Not for the first time in the last six weeks Squigs wished he had chosen to study something else as the epitome of uselessness. Politics. Or the History of Pre-Columbian European Tobacco Industries. Or even Architectural Aesthetics. But no. He had to go and choose bloody Alchemy. Just because it had seemed so hilarious to find such a department at a university with a towering reputation. Besides, he'd rather fancied the idea of those boat-races. Damn cheek. When he'd gone along to the training session they'd offered to take him on . . . as an oar

Then, when he had applied to the department, they hadn't wanted to accept him. So of course, being thin-skinned and black, it had become Alchemy or nothing. And look where it had got him . . .

He understood, later, much later, why they hadn't wanted him. It had nothing to do with his skin color. It was just that the Department was a "closed shop."

Overabundant gold is no use to anyone.

Squigs had stumbled onto something hidden. Sometimes, the best place to hide something is in open view. Especially when the "open" is the chaos which is an 800 year-old university. How was he supposed to have smelled that the Alchymstic Research Institute hid a real piece of an ancient and magical discipline?
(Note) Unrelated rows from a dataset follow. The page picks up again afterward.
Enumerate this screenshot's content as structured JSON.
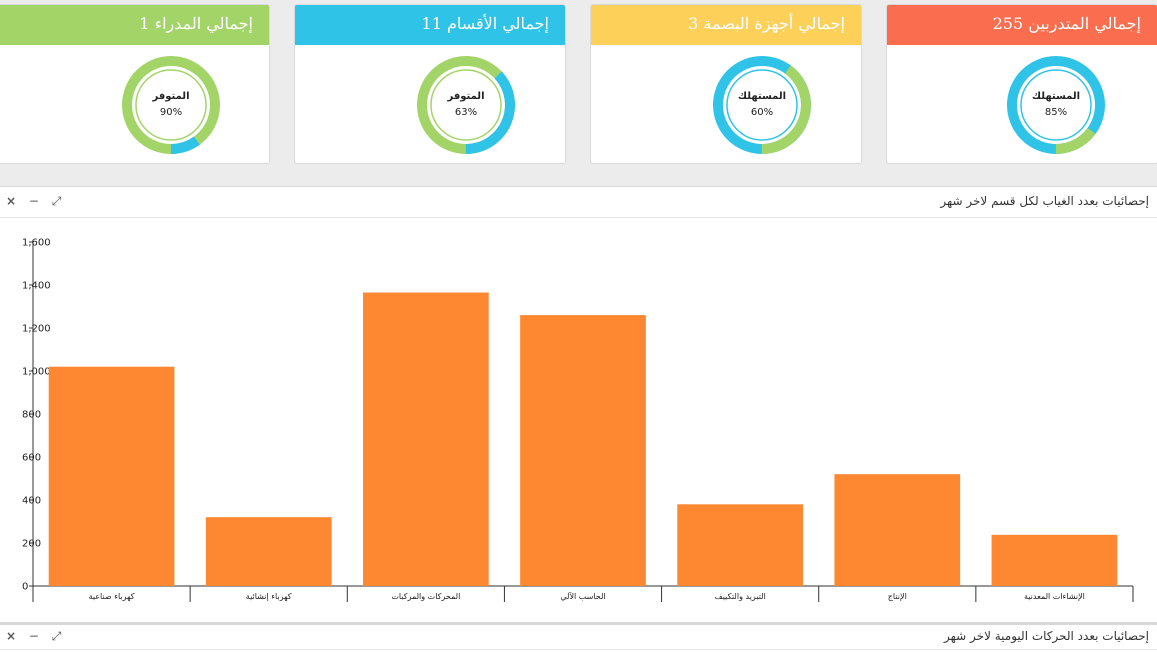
{
  "cards": [
    {
      "title": "إجمالي المدراء 1",
      "header_color": "#a3d468",
      "ring_color": "#a3d468",
      "accent_color": "#2fc3e8",
      "label": "المتوفر",
      "percent_text": "90%",
      "percent": 90
    },
    {
      "title": "إجمالي الأقسام 11",
      "header_color": "#2fc3e8",
      "ring_color": "#a3d468",
      "accent_color": "#2fc3e8",
      "label": "المتوفر",
      "percent_text": "63%",
      "percent": 63
    },
    {
      "title": "إجمالي أجهزة البصمة 3",
      "header_color": "#fdd05a",
      "ring_color": "#2fc3e8",
      "accent_color": "#a3d468",
      "label": "المستهلك",
      "percent_text": "60%",
      "percent": 60
    },
    {
      "title": "إجمالي المتدربين 255",
      "header_color": "#fa6e4f",
      "ring_color": "#2fc3e8",
      "accent_color": "#a3d468",
      "label": "المستهلك",
      "percent_text": "85%",
      "percent": 85
    }
  ],
  "panel1": {
    "title": "إحصائيات بعدد الغياب لكل قسم لاخر شهر",
    "tools": {
      "close": "×",
      "minimize": "−",
      "expand": "⤢"
    }
  },
  "panel2": {
    "title": "إحصائيات بعدد الحركات اليومية لاخر شهر",
    "tools": {
      "close": "×",
      "minimize": "−",
      "expand": "⤢"
    }
  },
  "chart_data": {
    "type": "bar",
    "title": "إحصائيات بعدد الغياب لكل قسم لاخر شهر",
    "xlabel": "",
    "ylabel": "",
    "categories": [
      "كهرباء صناعية",
      "كهرباء إنشائية",
      "المحركات والمركبات",
      "الحاسب الآلي",
      "التبريد والتكييف",
      "الإنتاج",
      "الإنشاءات المعدنية"
    ],
    "values": [
      1020,
      320,
      1365,
      1260,
      380,
      520,
      238
    ],
    "ylim": [
      0,
      1600
    ],
    "yticks": [
      0,
      200,
      400,
      600,
      800,
      1000,
      1200,
      1400,
      1600
    ],
    "ytick_labels": [
      "0",
      "200",
      "400",
      "600",
      "800",
      "1,000",
      "1,200",
      "1,400",
      "1,600"
    ],
    "bar_color": "#fe8732",
    "grid": false
  }
}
The building looked like nothing much, and lacked a name-plate. Generations of students and academics assumed they belonged to some other faculty.

Now Squigs had time to wish that he hadn't forced his way in.

Ah well, it was too late to apologize to old Prof. Selby now. By the seal of Solomon, curse the cantankerous little creature, if he could get out of this lot alive he'd apologize to all of them. Even to that creep Dr. Nisebind, and his time obsession, or at least to their graves. Dr. Nisebind had been the last to go.

Squigs shivered. He could still remember the twisted blue face and foaming green lips of the lecturer. And that had been when the . . . alien creature had been feeling well.

The creepy doctor had looked far better, almost human, when he was dead.